🤖 AI Summary
This work identifies systematic pragmatic deficiencies in vision-language models (VLMs) for referring expression generation (REG): violations of Grice’s Cooperative Principle lead to non-unique references, redundant descriptions, excessive reliance on spatial cues, and significant divergence from human pragmatic preferences. Methodologically, we first systematically characterize—through a pragmatic lens—three core failure modes of VLMs in REG; second, we introduce RefOI, the first bilingual (written and spoken) multimodal referring-expression dataset with fine-grained pragmatic annotations (1.5k images); third, we propose a Grice-theory–informed pragmatic evaluation framework integrating human judgment with granular error analysis.

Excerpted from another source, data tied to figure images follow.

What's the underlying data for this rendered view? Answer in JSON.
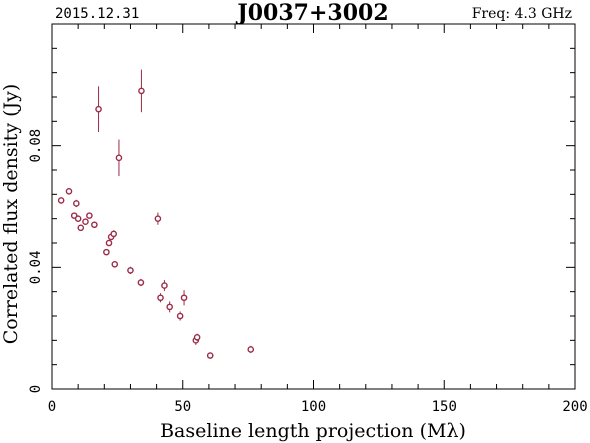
{
  "header": {
    "date": "2015.12.31",
    "source": "J0037+3002",
    "freq": "Freq: 4.3 GHz"
  },
  "colors": {
    "accent": "#9b2b48",
    "axis": "#000000"
  },
  "chart_data": {
    "type": "scatter",
    "title": "J0037+3002",
    "xlabel": "Baseline length projection (Mλ)",
    "ylabel": "Correlated flux density (Jy)",
    "xlim": [
      0,
      200
    ],
    "ylim": [
      0,
      0.12
    ],
    "xticks": [
      0,
      50,
      100,
      150,
      200
    ],
    "xtick_labels": [
      "0",
      "50",
      "100",
      "150",
      "200"
    ],
    "yticks": [
      0,
      0.04,
      0.08
    ],
    "ytick_labels": [
      "0",
      "0.04",
      "0.08"
    ],
    "grid": false,
    "points": [
      {
        "x": 3.5,
        "y": 0.062,
        "err": 0.0008
      },
      {
        "x": 6.5,
        "y": 0.065,
        "err": 0.001
      },
      {
        "x": 8.5,
        "y": 0.057,
        "err": 0.0009
      },
      {
        "x": 9.3,
        "y": 0.061,
        "err": 0.0012
      },
      {
        "x": 10.0,
        "y": 0.056,
        "err": 0.0008
      },
      {
        "x": 11.0,
        "y": 0.053,
        "err": 0.001
      },
      {
        "x": 12.8,
        "y": 0.055,
        "err": 0.0009
      },
      {
        "x": 14.3,
        "y": 0.057,
        "err": 0.0008
      },
      {
        "x": 16.2,
        "y": 0.054,
        "err": 0.001
      },
      {
        "x": 17.8,
        "y": 0.092,
        "err": 0.0075
      },
      {
        "x": 20.8,
        "y": 0.045,
        "err": 0.001
      },
      {
        "x": 21.8,
        "y": 0.048,
        "err": 0.001
      },
      {
        "x": 22.6,
        "y": 0.05,
        "err": 0.0009
      },
      {
        "x": 23.6,
        "y": 0.051,
        "err": 0.0012
      },
      {
        "x": 24.0,
        "y": 0.041,
        "err": 0.001
      },
      {
        "x": 25.6,
        "y": 0.076,
        "err": 0.006
      },
      {
        "x": 30.0,
        "y": 0.039,
        "err": 0.0012
      },
      {
        "x": 34.0,
        "y": 0.035,
        "err": 0.0012
      },
      {
        "x": 34.2,
        "y": 0.098,
        "err": 0.007
      },
      {
        "x": 40.5,
        "y": 0.056,
        "err": 0.002
      },
      {
        "x": 41.5,
        "y": 0.03,
        "err": 0.0015
      },
      {
        "x": 43.0,
        "y": 0.034,
        "err": 0.0018
      },
      {
        "x": 45.0,
        "y": 0.027,
        "err": 0.0018
      },
      {
        "x": 49.0,
        "y": 0.024,
        "err": 0.0015
      },
      {
        "x": 50.5,
        "y": 0.03,
        "err": 0.0025
      },
      {
        "x": 55.0,
        "y": 0.016,
        "err": 0.0015
      },
      {
        "x": 55.5,
        "y": 0.017,
        "err": 0.0012
      },
      {
        "x": 60.5,
        "y": 0.011,
        "err": 0.001
      },
      {
        "x": 76.0,
        "y": 0.013,
        "err": 0.0012
      }
    ]
  }
}
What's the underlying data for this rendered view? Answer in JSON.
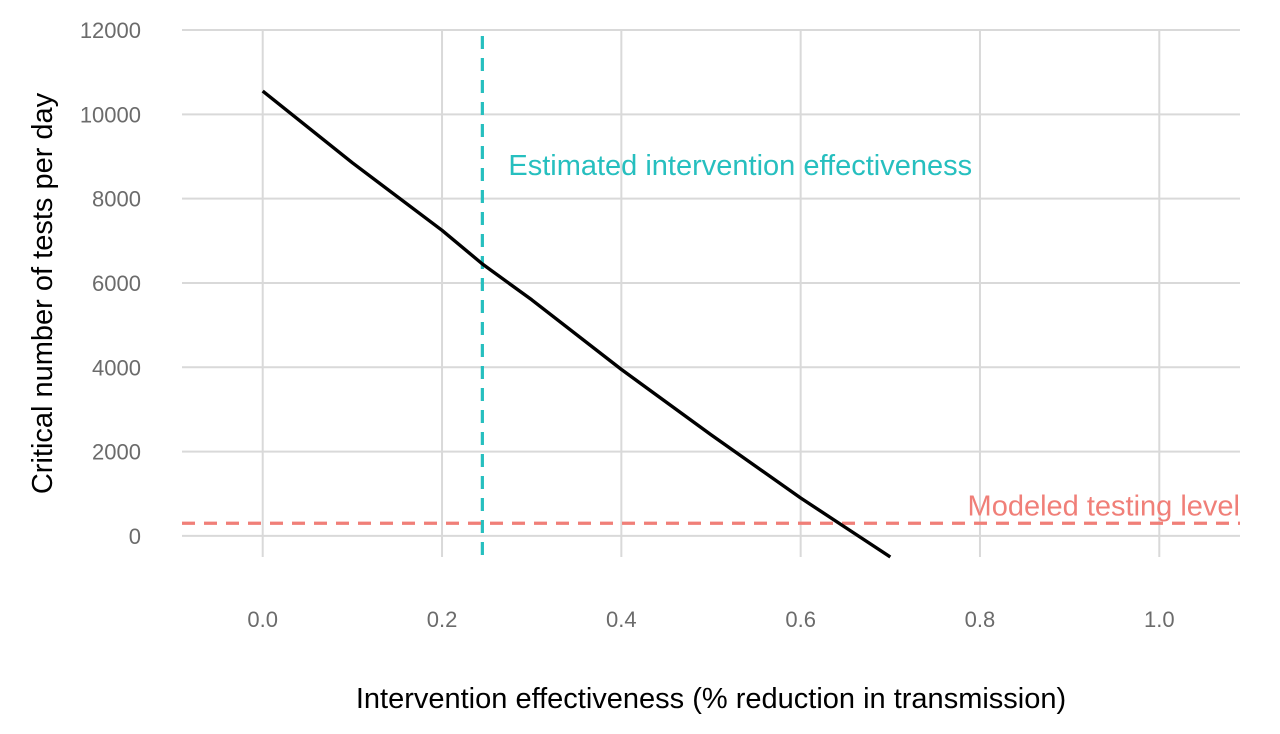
{
  "chart_data": {
    "type": "line",
    "title": "",
    "xlabel": "Intervention effectiveness (% reduction in transmission)",
    "ylabel": "Critical number of tests per day",
    "xlim": [
      -0.09,
      1.09
    ],
    "ylim": [
      -500,
      12000
    ],
    "x_ticks": [
      {
        "value": 0.0,
        "label": "0.0"
      },
      {
        "value": 0.2,
        "label": "0.2"
      },
      {
        "value": 0.4,
        "label": "0.4"
      },
      {
        "value": 0.6,
        "label": "0.6"
      },
      {
        "value": 0.8,
        "label": "0.8"
      },
      {
        "value": 1.0,
        "label": "1.0"
      }
    ],
    "y_ticks": [
      {
        "value": 0,
        "label": "0"
      },
      {
        "value": 2000,
        "label": "2000"
      },
      {
        "value": 4000,
        "label": "4000"
      },
      {
        "value": 6000,
        "label": "6000"
      },
      {
        "value": 8000,
        "label": "8000"
      },
      {
        "value": 10000,
        "label": "10000"
      },
      {
        "value": 12000,
        "label": "12000"
      }
    ],
    "grid": true,
    "series": [
      {
        "color": "#000000",
        "x": [
          0.0,
          0.1,
          0.2,
          0.245,
          0.3,
          0.4,
          0.5,
          0.6,
          0.65,
          0.7
        ],
        "y": [
          10550,
          8850,
          7250,
          6450,
          5600,
          3950,
          2400,
          900,
          200,
          -500
        ]
      }
    ],
    "reference_lines": [
      {
        "orientation": "vertical",
        "value": 0.245,
        "color": "#26bfbf",
        "style": "dashed",
        "label": "Estimated intervention effectiveness"
      },
      {
        "orientation": "horizontal",
        "value": 300,
        "color": "#f07f78",
        "style": "dashed",
        "label": "Modeled testing level"
      }
    ]
  }
}
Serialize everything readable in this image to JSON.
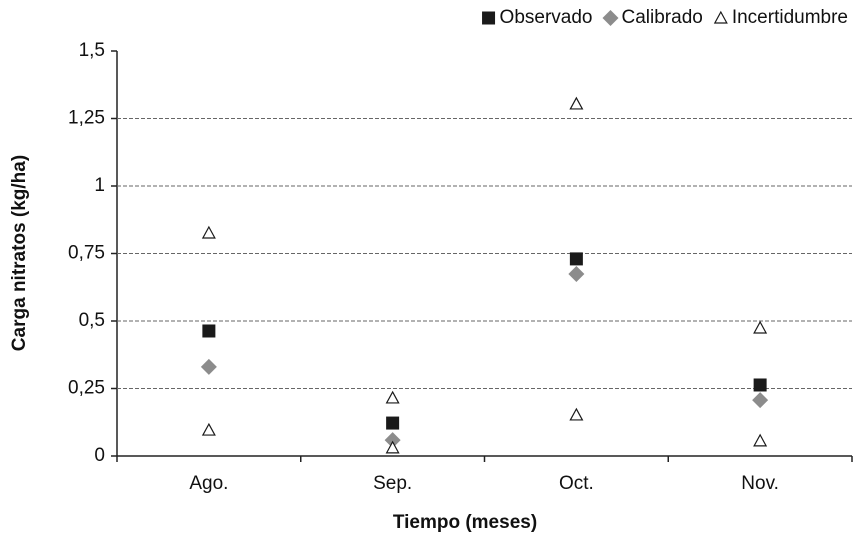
{
  "chart_data": {
    "type": "scatter",
    "x_label": "Tiempo (meses)",
    "y_label": "Carga nitratos (kg/ha)",
    "categories": [
      "Ago.",
      "Sep.",
      "Oct.",
      "Nov."
    ],
    "series": [
      {
        "name": "Observado",
        "color": "#1a1a1a",
        "marker": "square",
        "values": [
          0.463,
          0.122,
          0.73,
          0.263
        ]
      },
      {
        "name": "Calibrado",
        "color": "#8c8c8c",
        "marker": "diamond",
        "values": [
          0.33,
          0.059,
          0.674,
          0.207
        ]
      },
      {
        "name": "Incertidumbre",
        "color": "#1a1a1a",
        "marker": "triangle",
        "values": [
          [
            0.096,
            0.826
          ],
          [
            0.03,
            0.215
          ],
          [
            0.152,
            1.304
          ],
          [
            0.056,
            0.474
          ]
        ]
      }
    ],
    "ylim": [
      0,
      1.5
    ],
    "yticks": [
      0,
      {
        "value": 0.25,
        "label": "0,25"
      },
      {
        "value": 0.5,
        "label": "0,5"
      },
      {
        "value": 0.75,
        "label": "0,75"
      },
      1,
      {
        "value": 1.25,
        "label": "1,25"
      },
      {
        "value": 1.5,
        "label": "1,5"
      }
    ],
    "grid": true,
    "legend": "top-right"
  }
}
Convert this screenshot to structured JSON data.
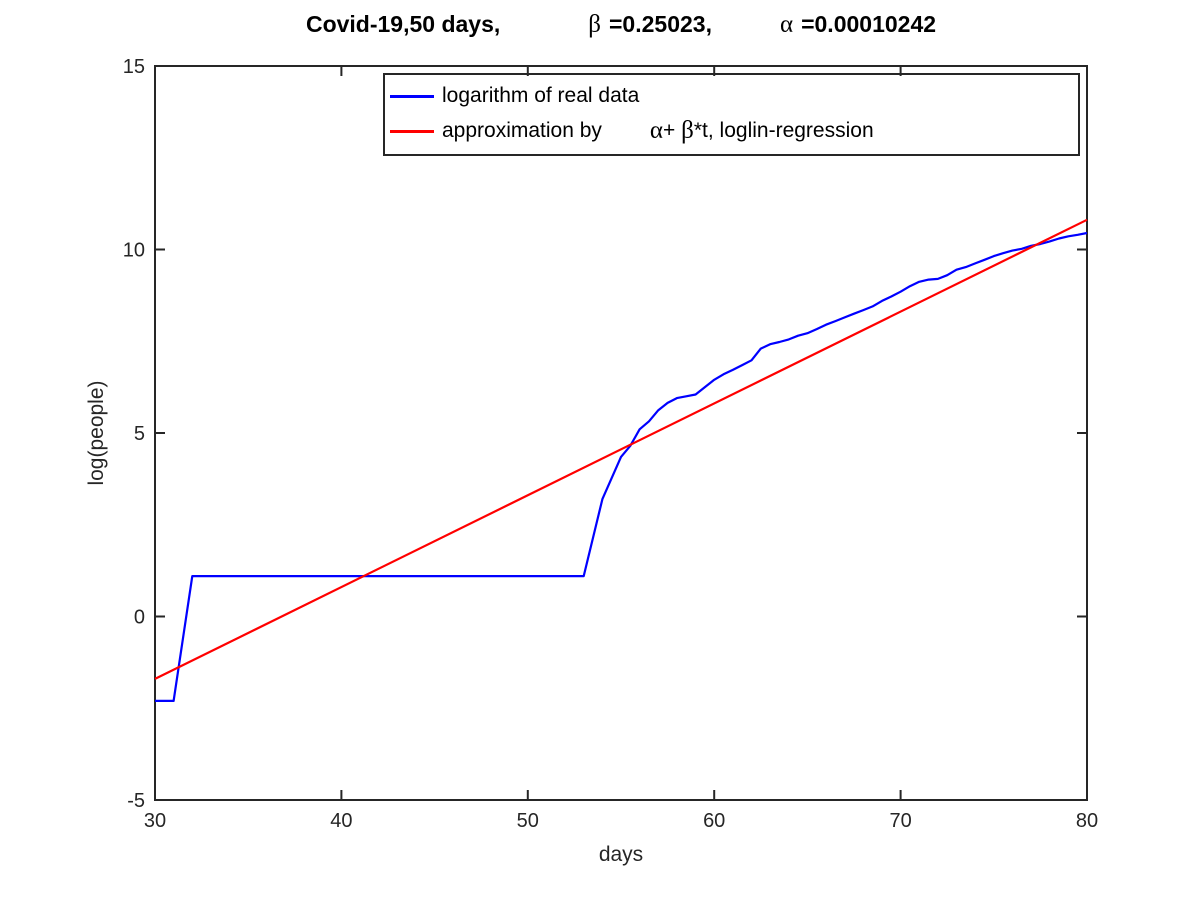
{
  "title": {
    "part1": "Covid-19,50 days,",
    "beta_symbol": "β",
    "beta_value": "=0.25023,",
    "alpha_symbol": "α",
    "alpha_value": "=0.00010242"
  },
  "legend": {
    "row1": {
      "label": "logarithm of real data"
    },
    "row2": {
      "pre": "approximation by",
      "alpha": "α",
      "mid": "+ ",
      "beta": "β",
      "post": "*t, loglin-regression"
    }
  },
  "colors": {
    "real_data_line": "#0000ff",
    "regression_line": "#ff0000",
    "axis": "#262626",
    "title_text": "#000000",
    "background": "#ffffff"
  },
  "chart_data": {
    "type": "line",
    "title": "Covid-19,50 days, β =0.25023, α =0.00010242",
    "xlabel": "days",
    "ylabel": "log(people)",
    "xlim": [
      30,
      80
    ],
    "ylim": [
      -5,
      15
    ],
    "xticks": [
      30,
      40,
      50,
      60,
      70,
      80
    ],
    "yticks": [
      -5,
      0,
      5,
      10,
      15
    ],
    "grid": false,
    "legend_position": "top-center-inside",
    "parameters": {
      "beta": 0.25023,
      "alpha": 0.00010242
    },
    "series": [
      {
        "name": "logarithm of real data",
        "color": "#0000ff",
        "points": [
          [
            30,
            -2.3
          ],
          [
            31,
            -2.3
          ],
          [
            32,
            1.1
          ],
          [
            53,
            1.1
          ],
          [
            54,
            3.2
          ],
          [
            55,
            4.35
          ],
          [
            55.5,
            4.65
          ],
          [
            56,
            5.1
          ],
          [
            56.5,
            5.32
          ],
          [
            57,
            5.62
          ],
          [
            57.5,
            5.82
          ],
          [
            58,
            5.95
          ],
          [
            58.5,
            6.0
          ],
          [
            59,
            6.05
          ],
          [
            59.5,
            6.25
          ],
          [
            60,
            6.45
          ],
          [
            60.5,
            6.6
          ],
          [
            61,
            6.72
          ],
          [
            61.5,
            6.85
          ],
          [
            62,
            6.98
          ],
          [
            62.5,
            7.3
          ],
          [
            63,
            7.42
          ],
          [
            63.5,
            7.48
          ],
          [
            64,
            7.55
          ],
          [
            64.5,
            7.65
          ],
          [
            65,
            7.72
          ],
          [
            65.5,
            7.83
          ],
          [
            66,
            7.95
          ],
          [
            66.5,
            8.05
          ],
          [
            67,
            8.15
          ],
          [
            67.5,
            8.25
          ],
          [
            68,
            8.35
          ],
          [
            68.5,
            8.45
          ],
          [
            69,
            8.6
          ],
          [
            69.5,
            8.72
          ],
          [
            70,
            8.85
          ],
          [
            70.5,
            9.0
          ],
          [
            71,
            9.12
          ],
          [
            71.5,
            9.18
          ],
          [
            72,
            9.2
          ],
          [
            72.5,
            9.3
          ],
          [
            73,
            9.45
          ],
          [
            73.5,
            9.52
          ],
          [
            74,
            9.62
          ],
          [
            74.5,
            9.72
          ],
          [
            75,
            9.82
          ],
          [
            75.5,
            9.9
          ],
          [
            76,
            9.97
          ],
          [
            76.5,
            10.02
          ],
          [
            77,
            10.1
          ],
          [
            77.5,
            10.15
          ],
          [
            78,
            10.22
          ],
          [
            78.5,
            10.3
          ],
          [
            79,
            10.36
          ],
          [
            79.5,
            10.4
          ],
          [
            80,
            10.45
          ]
        ]
      },
      {
        "name": "approximation by α+ β*t, loglin-regression",
        "color": "#ff0000",
        "points": [
          [
            30,
            -1.7
          ],
          [
            80,
            10.81
          ]
        ]
      }
    ]
  }
}
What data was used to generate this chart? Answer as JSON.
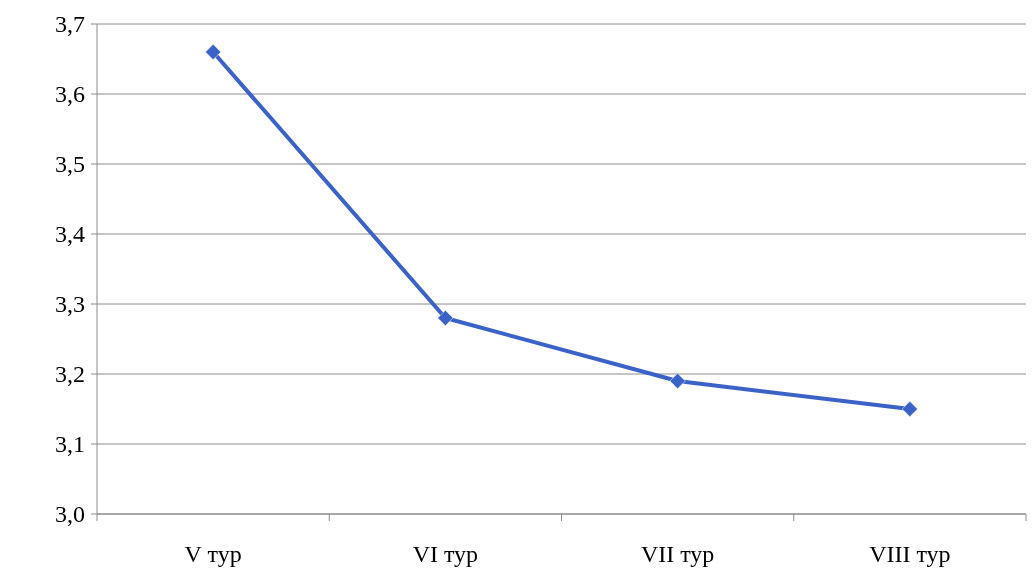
{
  "chart_data": {
    "type": "line",
    "categories": [
      "V тур",
      "VI тур",
      "VII тур",
      "VIII тур"
    ],
    "series": [
      {
        "color": "#3a62c9",
        "values": [
          3.66,
          3.28,
          3.19,
          3.15
        ]
      }
    ],
    "ylim": [
      3.0,
      3.7
    ],
    "yticks": [
      {
        "value": 3.0,
        "label": "3,0"
      },
      {
        "value": 3.1,
        "label": "3,1"
      },
      {
        "value": 3.2,
        "label": "3,2"
      },
      {
        "value": 3.3,
        "label": "3,3"
      },
      {
        "value": 3.4,
        "label": "3,4"
      },
      {
        "value": 3.5,
        "label": "3,5"
      },
      {
        "value": 3.6,
        "label": "3,6"
      },
      {
        "value": 3.7,
        "label": "3,7"
      }
    ],
    "grid": "y",
    "marker": "diamond",
    "line_style": "solid"
  }
}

Experiments across prominent VLMs—including BLIP-2, LLaVA, and Qwen-VL—demonstrate widespread, severe violations of referential uniqueness, informational conciseness, and spatial cue minimization. Crucially, standard automatic metrics (e.g., CIDEr, SPICE) exhibit strong misalignment with human pragmatic judgments.
📝 Abstract
Referring Expression Generation (REG) is a core task for evaluating the pragmatic competence of vision-language systems, requiring not only accurate semantic grounding but also adherence to principles of cooperative communication (Grice, 1975). However, current evaluations of vision-language models (VLMs) often overlook the pragmatic dimension, reducing REG to a region-based captioning task and neglecting Gricean maxims. In this work, we revisit REG from a pragmatic perspective, introducing a new dataset (RefOI) of 1.5k images annotated with both written and spoken referring expressions. Through a systematic evaluation of state-of-the-art VLMs, we identify three key failures of pragmatic competence: (1) failure to uniquely identify the referent, (2) inclusion of excessive or irrelevant information, and (3) misalignment with human pragmatic preference, such as the underuse of minimal spatial cues. We also show that standard automatic evaluations fail to capture these pragmatic violations, reinforcing superficial cues rather than genuine referential success. Our findings call for a renewed focus on pragmatically informed models and evaluation frameworks that align with real human communication.